Segundo a denúncia da PGR, o alegado esquema funcionaria com o desvio de recursos públicos que seriam usados para a compra de apoio entre parlamentares da base governista no Congresso. A defesa de alguns réus sustentará que os valores representavam caixa dois de campanha.
O escândalo foi o pior momento político do ex-presidente Luiz Inácio Lula da Silva. Em pronunciamento à nação em meio à crise, o então presidente disse se sentir “traído por práticas inaceitáveis”, às quais afirmou não ter conhecimento, e pediu desculpas em nome do governo e do PT pelas denúncias.
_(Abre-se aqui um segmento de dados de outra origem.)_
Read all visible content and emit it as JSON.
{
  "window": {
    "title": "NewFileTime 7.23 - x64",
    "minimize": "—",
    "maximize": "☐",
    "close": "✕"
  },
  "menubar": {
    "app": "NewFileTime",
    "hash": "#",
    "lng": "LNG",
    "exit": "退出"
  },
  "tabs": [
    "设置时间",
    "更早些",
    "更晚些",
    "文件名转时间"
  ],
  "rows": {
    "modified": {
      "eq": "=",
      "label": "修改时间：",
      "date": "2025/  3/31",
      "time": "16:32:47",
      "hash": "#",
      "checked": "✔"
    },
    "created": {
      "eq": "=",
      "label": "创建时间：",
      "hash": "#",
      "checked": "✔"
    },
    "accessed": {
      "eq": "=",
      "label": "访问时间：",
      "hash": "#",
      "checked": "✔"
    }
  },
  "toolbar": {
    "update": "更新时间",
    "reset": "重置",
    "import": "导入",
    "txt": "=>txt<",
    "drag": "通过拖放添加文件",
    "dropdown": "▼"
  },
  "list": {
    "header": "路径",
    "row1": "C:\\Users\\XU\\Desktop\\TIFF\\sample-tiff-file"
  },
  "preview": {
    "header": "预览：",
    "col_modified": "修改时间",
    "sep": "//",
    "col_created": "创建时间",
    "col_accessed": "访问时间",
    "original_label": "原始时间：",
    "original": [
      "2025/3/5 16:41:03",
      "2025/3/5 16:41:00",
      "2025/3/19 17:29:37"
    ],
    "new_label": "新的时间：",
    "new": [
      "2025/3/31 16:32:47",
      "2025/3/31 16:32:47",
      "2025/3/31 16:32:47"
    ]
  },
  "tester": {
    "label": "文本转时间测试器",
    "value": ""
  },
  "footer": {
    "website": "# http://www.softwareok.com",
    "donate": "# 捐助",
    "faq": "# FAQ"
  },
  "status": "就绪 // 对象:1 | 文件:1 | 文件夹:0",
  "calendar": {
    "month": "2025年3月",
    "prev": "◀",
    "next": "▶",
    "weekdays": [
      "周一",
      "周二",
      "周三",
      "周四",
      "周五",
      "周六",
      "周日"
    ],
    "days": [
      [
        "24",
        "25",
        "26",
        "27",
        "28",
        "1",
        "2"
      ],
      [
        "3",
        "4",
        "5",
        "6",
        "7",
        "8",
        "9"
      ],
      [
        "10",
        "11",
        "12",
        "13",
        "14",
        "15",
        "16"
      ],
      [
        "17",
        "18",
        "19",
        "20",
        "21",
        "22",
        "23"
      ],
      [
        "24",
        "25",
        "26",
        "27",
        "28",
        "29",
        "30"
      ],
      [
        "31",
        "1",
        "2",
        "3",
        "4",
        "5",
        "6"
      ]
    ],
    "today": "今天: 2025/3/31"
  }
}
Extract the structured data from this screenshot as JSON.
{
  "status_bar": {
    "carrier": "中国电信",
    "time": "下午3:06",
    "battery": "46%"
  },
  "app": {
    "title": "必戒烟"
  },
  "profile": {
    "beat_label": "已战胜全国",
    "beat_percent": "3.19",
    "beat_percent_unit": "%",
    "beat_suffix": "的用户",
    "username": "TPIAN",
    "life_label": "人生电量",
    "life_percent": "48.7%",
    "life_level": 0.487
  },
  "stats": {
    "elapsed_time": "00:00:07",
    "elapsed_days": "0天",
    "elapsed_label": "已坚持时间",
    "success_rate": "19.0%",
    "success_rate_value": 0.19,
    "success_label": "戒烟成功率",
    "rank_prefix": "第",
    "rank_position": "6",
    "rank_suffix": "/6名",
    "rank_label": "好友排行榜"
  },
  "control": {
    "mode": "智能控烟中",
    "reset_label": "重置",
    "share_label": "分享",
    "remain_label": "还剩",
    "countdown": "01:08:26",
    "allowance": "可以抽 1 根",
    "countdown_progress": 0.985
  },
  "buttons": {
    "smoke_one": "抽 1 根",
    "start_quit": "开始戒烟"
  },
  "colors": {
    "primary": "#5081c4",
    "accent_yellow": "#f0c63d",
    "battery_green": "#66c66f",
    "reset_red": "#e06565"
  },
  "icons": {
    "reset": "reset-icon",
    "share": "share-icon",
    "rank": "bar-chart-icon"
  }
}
O governo Lula foi atingido em seu âmago pelas denúncias que alcançaram o então ministro-chefe da Casa Civil, José Dirceu, responsável pela construção da coalizão que elegeu o petista em 2002 e uma espécie de primeiro-ministro do Executivo federal à época.
Outros nomes próximos ao presidente foram envolvidos: o então ministro da Comunicação Social Luiz Gushiken e a cúpula do PT à época: o presidente José Genoino, o tesoureiro Delúbio Soares, e o secretário-geral Sílvio Pereira.
O nome mensalão foi cunhado pelo então deputado federal Roberto Jefferson (PTB-RJ), à época presidente do partido, cargo que ocupa novamente. Ele apontou Dirceu como comandante do esquema que denunciou em duas entrevistas ao jornal Folha de S.Paulo.
As denúncias deram espaço para a abertura da CPI dos Correios, no Congresso, que aprofundou a crise e trouxe à tona outros nomes ligados ao PT, como o marqueteiro Duda Mendonça, que fez a campanha vitoriosa de Lula em 2002 e recebeu parte dos pagamentos pelos serviços prestados via o esquema, de acordo com a denúncia da PGR.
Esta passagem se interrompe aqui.